Codes for Distributed Storage — Asking More of an Old Friend
Presenter

2014 ISIT Plenary Lecture
Codes for Distributed Storage -- Asking More of an Old Friend
P. Vijay Kumar
Indian Institute of Science

 

Abstract

Given the explosive growth in the amount of data that keeps getting generated and the inescapable mortality of a storage device, there is renewed interest within the storage industry in identifying techniques that will enable data to be stored in a manner that is efficient, reliable and which provides easy access to the data. Codes for distributed storage place data across nodes in a network in a redundant fashion and are designed precisely with these objectives in mind. This talk will focus on two recent approaches to code design that attempt to overcome the shortcomings of prevalent coding schemes that are based either on replication or the use of Reed-Solomon codes.
The first approach makes use of a class of codes known as regenerating codes, where the emphasis is on low storage overhead and minimization of the amount of data download needed for the repair of a failed node. Codes employed under the second approach are termed as locally repairable codes and here, the focus is on sharply reducing the number of nodes accessed during node repair. Both approaches call for additional structure within a block code and introduce new performance measures. We will overview these recent exciting developments in coding theory highlighting some of the innovative ideas that have been put forward, discuss applications, and make connections with other research topics of interest to the information-theory community.

 

Biography

P. Vijay Kumar received his B.Tech degree from IIT Kharagpur in 1977, his M.Tech degree from IIT Kanpur in 1979 and the Ph.D. degree from USC in 1983, all in electrical engineering. Between 1983-2003, he was a full-time faculty member of the EE-Systems Department of USC. Since 2003, he has been at the Indian Institute of Science where he is currently chairman of the Department of Electrical Communication Engineering as well as holder of the TATA Chem Chaired Professorship. Since 2010, he has also concurrently held the title of Adjunct Researcher Professor at USC. From 1993-96 Professor Kumar was an Associate Editor for Coding Theory for the IEEE Transactions on Information Theory. A 1994 paper co-authored by him showed that the apparent linear behavior of the nonlinear, binary Kerdock and Preparata codes could be explained by showing these codes to be images under the Gray map, of a pair of linear and dual Z4 codes. For this work, he received the 1994 USC School-of-Engineering's Senior Research Award as well as the 1995 IEEE Information Theory Society's Prize Paper Award.

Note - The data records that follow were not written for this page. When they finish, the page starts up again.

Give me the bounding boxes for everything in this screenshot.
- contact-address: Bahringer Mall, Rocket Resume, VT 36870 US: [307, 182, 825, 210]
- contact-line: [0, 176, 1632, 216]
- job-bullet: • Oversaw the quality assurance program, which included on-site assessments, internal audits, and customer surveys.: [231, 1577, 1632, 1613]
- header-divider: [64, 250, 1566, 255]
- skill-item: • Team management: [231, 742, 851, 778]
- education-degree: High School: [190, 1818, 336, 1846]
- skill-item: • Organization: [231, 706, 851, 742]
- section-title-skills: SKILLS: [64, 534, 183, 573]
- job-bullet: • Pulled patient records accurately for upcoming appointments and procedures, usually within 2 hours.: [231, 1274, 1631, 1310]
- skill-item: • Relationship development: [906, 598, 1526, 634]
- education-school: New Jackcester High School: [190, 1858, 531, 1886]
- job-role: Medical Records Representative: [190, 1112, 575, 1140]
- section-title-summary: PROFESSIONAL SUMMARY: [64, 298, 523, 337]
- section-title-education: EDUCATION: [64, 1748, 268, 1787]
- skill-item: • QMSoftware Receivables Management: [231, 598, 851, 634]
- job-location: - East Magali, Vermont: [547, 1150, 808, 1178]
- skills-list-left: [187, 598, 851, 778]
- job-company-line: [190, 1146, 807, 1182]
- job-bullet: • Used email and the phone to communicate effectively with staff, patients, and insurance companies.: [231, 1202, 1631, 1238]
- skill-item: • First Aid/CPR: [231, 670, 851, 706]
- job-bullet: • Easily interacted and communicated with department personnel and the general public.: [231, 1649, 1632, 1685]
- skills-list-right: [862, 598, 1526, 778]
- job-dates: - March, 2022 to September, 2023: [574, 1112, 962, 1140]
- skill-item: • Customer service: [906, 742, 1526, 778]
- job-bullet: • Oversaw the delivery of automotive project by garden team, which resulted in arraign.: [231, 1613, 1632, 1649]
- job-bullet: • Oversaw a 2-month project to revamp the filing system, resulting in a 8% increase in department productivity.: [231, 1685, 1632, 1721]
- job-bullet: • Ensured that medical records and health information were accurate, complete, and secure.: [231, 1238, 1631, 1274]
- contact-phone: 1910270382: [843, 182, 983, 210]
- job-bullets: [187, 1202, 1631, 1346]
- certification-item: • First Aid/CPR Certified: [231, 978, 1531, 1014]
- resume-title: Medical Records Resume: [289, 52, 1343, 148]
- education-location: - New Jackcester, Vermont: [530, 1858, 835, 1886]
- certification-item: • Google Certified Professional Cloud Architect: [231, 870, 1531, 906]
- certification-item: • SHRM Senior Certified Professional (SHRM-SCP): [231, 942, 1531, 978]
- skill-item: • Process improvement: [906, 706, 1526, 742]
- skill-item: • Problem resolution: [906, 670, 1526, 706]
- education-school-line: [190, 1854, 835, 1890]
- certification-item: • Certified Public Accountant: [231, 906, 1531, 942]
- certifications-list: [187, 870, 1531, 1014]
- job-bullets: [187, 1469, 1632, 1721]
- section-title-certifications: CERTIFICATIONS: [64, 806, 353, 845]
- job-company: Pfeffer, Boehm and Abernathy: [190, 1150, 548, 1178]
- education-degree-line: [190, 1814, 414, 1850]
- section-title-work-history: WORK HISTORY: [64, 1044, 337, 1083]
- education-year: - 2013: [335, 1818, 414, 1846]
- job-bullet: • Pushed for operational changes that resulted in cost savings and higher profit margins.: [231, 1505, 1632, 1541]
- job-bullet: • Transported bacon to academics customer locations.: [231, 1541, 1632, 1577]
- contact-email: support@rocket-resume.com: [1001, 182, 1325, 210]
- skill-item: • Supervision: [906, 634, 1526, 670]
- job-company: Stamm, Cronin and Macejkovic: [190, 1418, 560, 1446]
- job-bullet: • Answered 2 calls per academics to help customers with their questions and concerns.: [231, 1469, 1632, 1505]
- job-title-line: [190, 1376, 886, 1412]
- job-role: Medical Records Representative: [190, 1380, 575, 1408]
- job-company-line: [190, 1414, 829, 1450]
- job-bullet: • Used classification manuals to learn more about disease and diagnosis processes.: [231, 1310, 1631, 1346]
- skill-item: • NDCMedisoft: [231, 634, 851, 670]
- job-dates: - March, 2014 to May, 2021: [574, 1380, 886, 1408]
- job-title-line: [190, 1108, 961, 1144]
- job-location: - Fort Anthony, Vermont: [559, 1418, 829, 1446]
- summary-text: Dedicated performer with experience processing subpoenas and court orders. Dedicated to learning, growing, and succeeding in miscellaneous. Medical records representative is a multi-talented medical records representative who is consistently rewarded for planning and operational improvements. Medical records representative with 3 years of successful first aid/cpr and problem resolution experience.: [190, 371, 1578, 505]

His other notable research results include co-authoring a low-complexity construction of algebraic-geometric codes achieving the Gilbert-Varshamov bound, the first explicit construction of space-time codes achieving the diversity-multiplexing gain tradeoff, as well as explicit constructions of optimal codes for distributed storage. His research interests also include wireless sensor networks where he is co-recipient of a best paper award at the Conference on Distributed Computing in Sensor Systems (DCOSS 2008). His most recent work deals with codes for distributed storage and on this topic, a recent paper co-authored by him, was awarded the IEEE Data Storage Best Paper/Best Student Paper Award of 2011/2012.

A pseudorandom sequence family designed in a 1996 paper co-authored by him, now forms the short scrambling code of the 3G WCDMA cellular standard. He is an IEEE Fellow and on the ISI list of highly cited authors. He has been on the Board of Governors of the IEEE Information Theory Society since 2013 and is a TPC Co-Chair of the upcoming 2015 IEEE International Symposium on Information Theory to be held in Hong Kong.